Yukarıdaki “AKP yargısının harekete geçmeyeceğini, savcıların kolları sıvamayacağını” cümleciği de sorunlu, riskli. O cümleciği açmak, örneklerle kanıtlamaya çabalamak mümkün ama ardından “Vay sen bağımsız Türk yargısına hakaret ettin, ona olan güveni sarsmak için yazdın” denecektir ve önce savcılığa ifade vermeye, ardından da Silivri yolculuğuna çıkmayacağıma ilişkin hiçbir güvenceye sahip değilim, değiliz...

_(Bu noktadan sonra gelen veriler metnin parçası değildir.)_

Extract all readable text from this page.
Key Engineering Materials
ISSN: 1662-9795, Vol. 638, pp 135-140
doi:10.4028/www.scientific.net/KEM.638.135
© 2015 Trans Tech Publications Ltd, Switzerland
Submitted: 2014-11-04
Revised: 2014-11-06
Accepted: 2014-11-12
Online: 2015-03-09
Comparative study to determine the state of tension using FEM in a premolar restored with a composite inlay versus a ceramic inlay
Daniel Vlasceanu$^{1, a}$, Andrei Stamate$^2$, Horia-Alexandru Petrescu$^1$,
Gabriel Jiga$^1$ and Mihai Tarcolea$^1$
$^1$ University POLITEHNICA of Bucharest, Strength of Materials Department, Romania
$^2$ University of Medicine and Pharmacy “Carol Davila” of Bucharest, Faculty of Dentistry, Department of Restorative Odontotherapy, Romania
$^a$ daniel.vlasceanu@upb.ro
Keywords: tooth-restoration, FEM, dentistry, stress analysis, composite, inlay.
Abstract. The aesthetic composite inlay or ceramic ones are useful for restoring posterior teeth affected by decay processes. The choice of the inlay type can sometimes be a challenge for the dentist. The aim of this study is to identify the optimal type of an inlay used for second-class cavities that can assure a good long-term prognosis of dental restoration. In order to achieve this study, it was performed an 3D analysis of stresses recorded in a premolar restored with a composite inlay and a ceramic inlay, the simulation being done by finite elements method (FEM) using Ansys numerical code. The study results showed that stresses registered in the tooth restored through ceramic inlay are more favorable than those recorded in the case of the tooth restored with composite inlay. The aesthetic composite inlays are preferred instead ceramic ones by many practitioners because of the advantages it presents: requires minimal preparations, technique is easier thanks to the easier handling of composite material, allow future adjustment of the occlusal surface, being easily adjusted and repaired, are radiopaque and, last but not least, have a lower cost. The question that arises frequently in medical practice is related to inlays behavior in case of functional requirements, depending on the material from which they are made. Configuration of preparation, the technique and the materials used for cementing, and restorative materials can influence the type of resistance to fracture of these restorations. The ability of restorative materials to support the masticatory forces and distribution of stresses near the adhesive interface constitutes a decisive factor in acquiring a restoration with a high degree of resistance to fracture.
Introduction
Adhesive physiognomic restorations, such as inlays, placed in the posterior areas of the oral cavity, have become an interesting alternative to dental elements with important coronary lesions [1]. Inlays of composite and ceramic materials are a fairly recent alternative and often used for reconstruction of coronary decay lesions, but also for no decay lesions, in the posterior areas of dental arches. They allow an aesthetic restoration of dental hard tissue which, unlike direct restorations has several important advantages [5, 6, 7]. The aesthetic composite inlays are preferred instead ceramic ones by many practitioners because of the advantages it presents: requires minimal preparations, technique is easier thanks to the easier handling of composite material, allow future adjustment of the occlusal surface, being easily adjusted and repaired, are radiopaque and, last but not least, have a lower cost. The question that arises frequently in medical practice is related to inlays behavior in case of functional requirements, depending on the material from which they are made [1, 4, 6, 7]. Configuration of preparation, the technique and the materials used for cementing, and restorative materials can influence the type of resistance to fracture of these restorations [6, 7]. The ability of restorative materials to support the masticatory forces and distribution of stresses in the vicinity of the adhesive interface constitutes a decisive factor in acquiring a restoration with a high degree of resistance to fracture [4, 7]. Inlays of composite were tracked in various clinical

O yüzden de yazacaktım, korktum ve vazgeçtim...
***
Yukarıda rasgele bir konu seçtim ve o konunun barındırdığı tehlikeleri aktarmaya çabaladım.
Peki, Rusya ile S-400 füzeleri anlaşması üstüne bir Tırmık döktürmeye çabalasam mı?
“Ne Rus füzeleri, ne NATO füzeleri, açsın barışın çiçekleri” başlıklı bir Tırmık yazmak bana da -belki size de- keyif verirdi. Ama S-400 anlaşmasının daha mürekkebi bile kurumadı. “Hangi füzeleri almalı” tartışmasının budalaca olduğunu tartışan bir yazının, hünerli bir AKP savcısının iddianamesinde “Halkı askerlikten soğutmak... Ülkenin savunma gücünü zayıflatmak... Milli çıkarlara aykırı fikirler yaymak” gibi suçlamalara konu olmayacağından emin misiniz?
***
Size Türkiye medyasında bir gazete yazarının günlük “fikir jimnastiği”nden birkaç sahne aktardım. Mesleğin ak adına kara sürmemeye kararlı meslektaşlar arasında tek değilim. Pek çok arkadaşım, meslektaşım benzeri kaygılarla kamera önüne çıkıyor, klavye başına oturuyor.
Bugün -hiç olmazsa bugün-ödlek bir gazeteci olmayı tercih ediyorum.
Yazacaklarımdan korkuyorum ve yazmaktan vazgeçiyorum ve yazıya noktayı koyuyorum...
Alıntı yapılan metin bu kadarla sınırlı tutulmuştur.